Otra pregunta es si en el ínterin, mientras persista el superávit, habrá que resignarse a que también persista la salida de capitales porque no haya manera de compatibilizar la monetización de ese excedente con la estabilidad macroeconómica. Hasta ahora la experiencia funcionó bien porque, a pesar de la considerable expansión de la cantidad de pesos (oferta monetaria), la baja tasa de inflación no se agitó. Pero también es cierto que el BCRA sólo compró una fracción del excedente.
Ideal sería que la demanda de pesos creciera con todo el dinamismo necesario para absorber sin traumas la monetización del superávit e incluso la expansión adicional de dinero que se produciría al reactivarse el crédito bancario, hoy muy escaso. Es en ese punto donde aparece un espacio amplio de reformas en la economía que, por el momento, no han tenido lugar. Ese es el terreno donde se libra el combate entre economistas de diferentes credos, el posicionamiento que puede definir si alguien es o no incluido en la lista de invitados a expresar sus opiniones ante Lavagna y más adelante ante el presidente Kirchner.

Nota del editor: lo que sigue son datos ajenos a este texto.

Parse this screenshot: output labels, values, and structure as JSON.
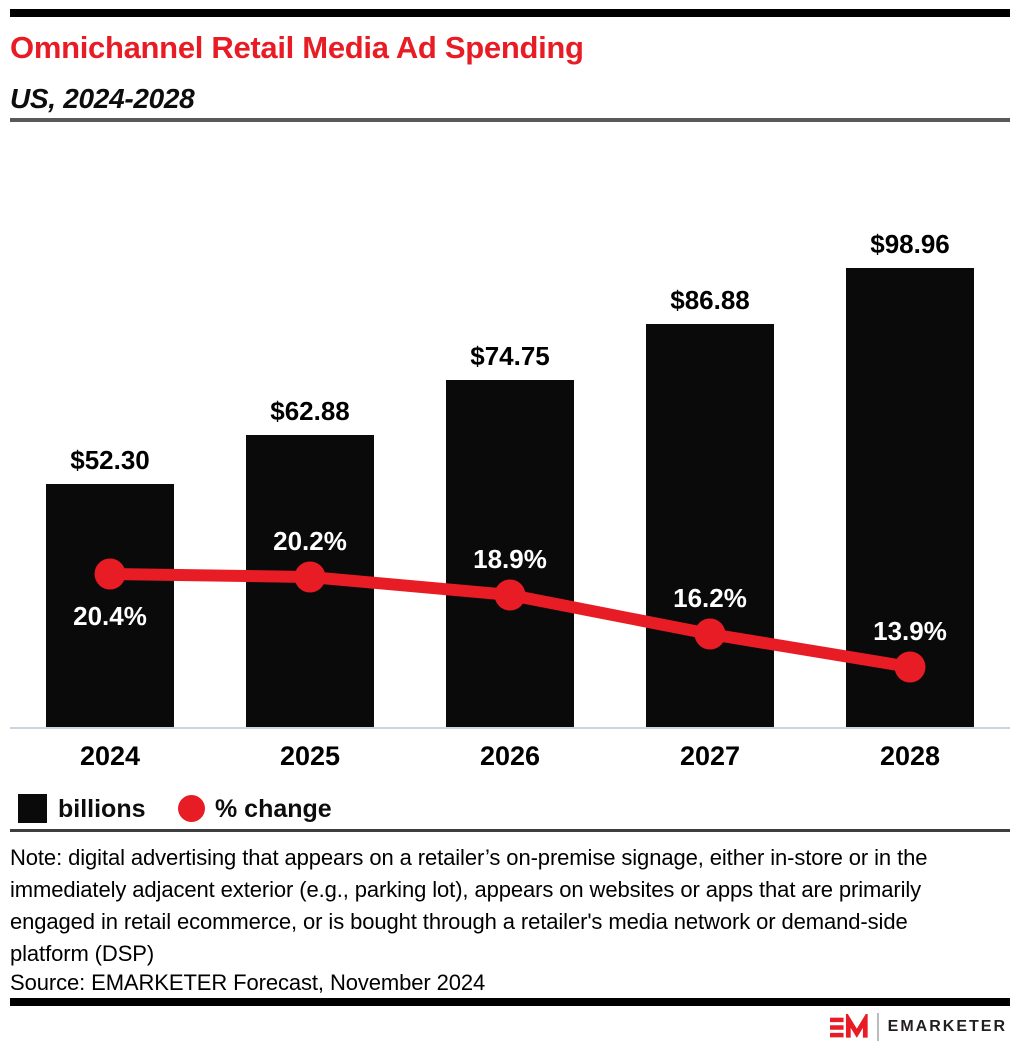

Pero esta meticulosa discriminación entre los que “se portan bien” y los demás (neoliberales, citícolas, proacreedores y otras especies) no responde cuestiones simples como ésta: si hoy alguien que vive en la Argentina quiere ahorrar para el largo plazo, para armarse algo así como un propio fondo de jubilación, ¿dónde, en qué instrumento financiero pone el dinero dentro del país? ¿Qué garantía ofrecen hoy los bancos? ¿Dónde queda el mercado de capitales? No es que en los ‘90 haya sido mejor: se creyó que lo era, pero fue un enorme fraude, como mínimo por la inconsistencia de la convertibilidad. Ahora ya nadie ni siquiera se engaña. Pero, entonces, el problema, que es crucial para lograr que el ahorro (el flujo y el stock, porque hay mucho acumulado, adentro y afuera) se transforme en inversión y no en salida, subsiste, y son los responsables de la economía quienes deben ir encarándolo.
La impresión es que no le están prestando la atención necesaria, que el ambiente está impregnado de algo así como una embriaguez con las cifras de la reactivación, que parecen bastar para taparle la boca a todo el mundo. Pero, ¿no habría que agregarle otras fichas al juego de la política económica?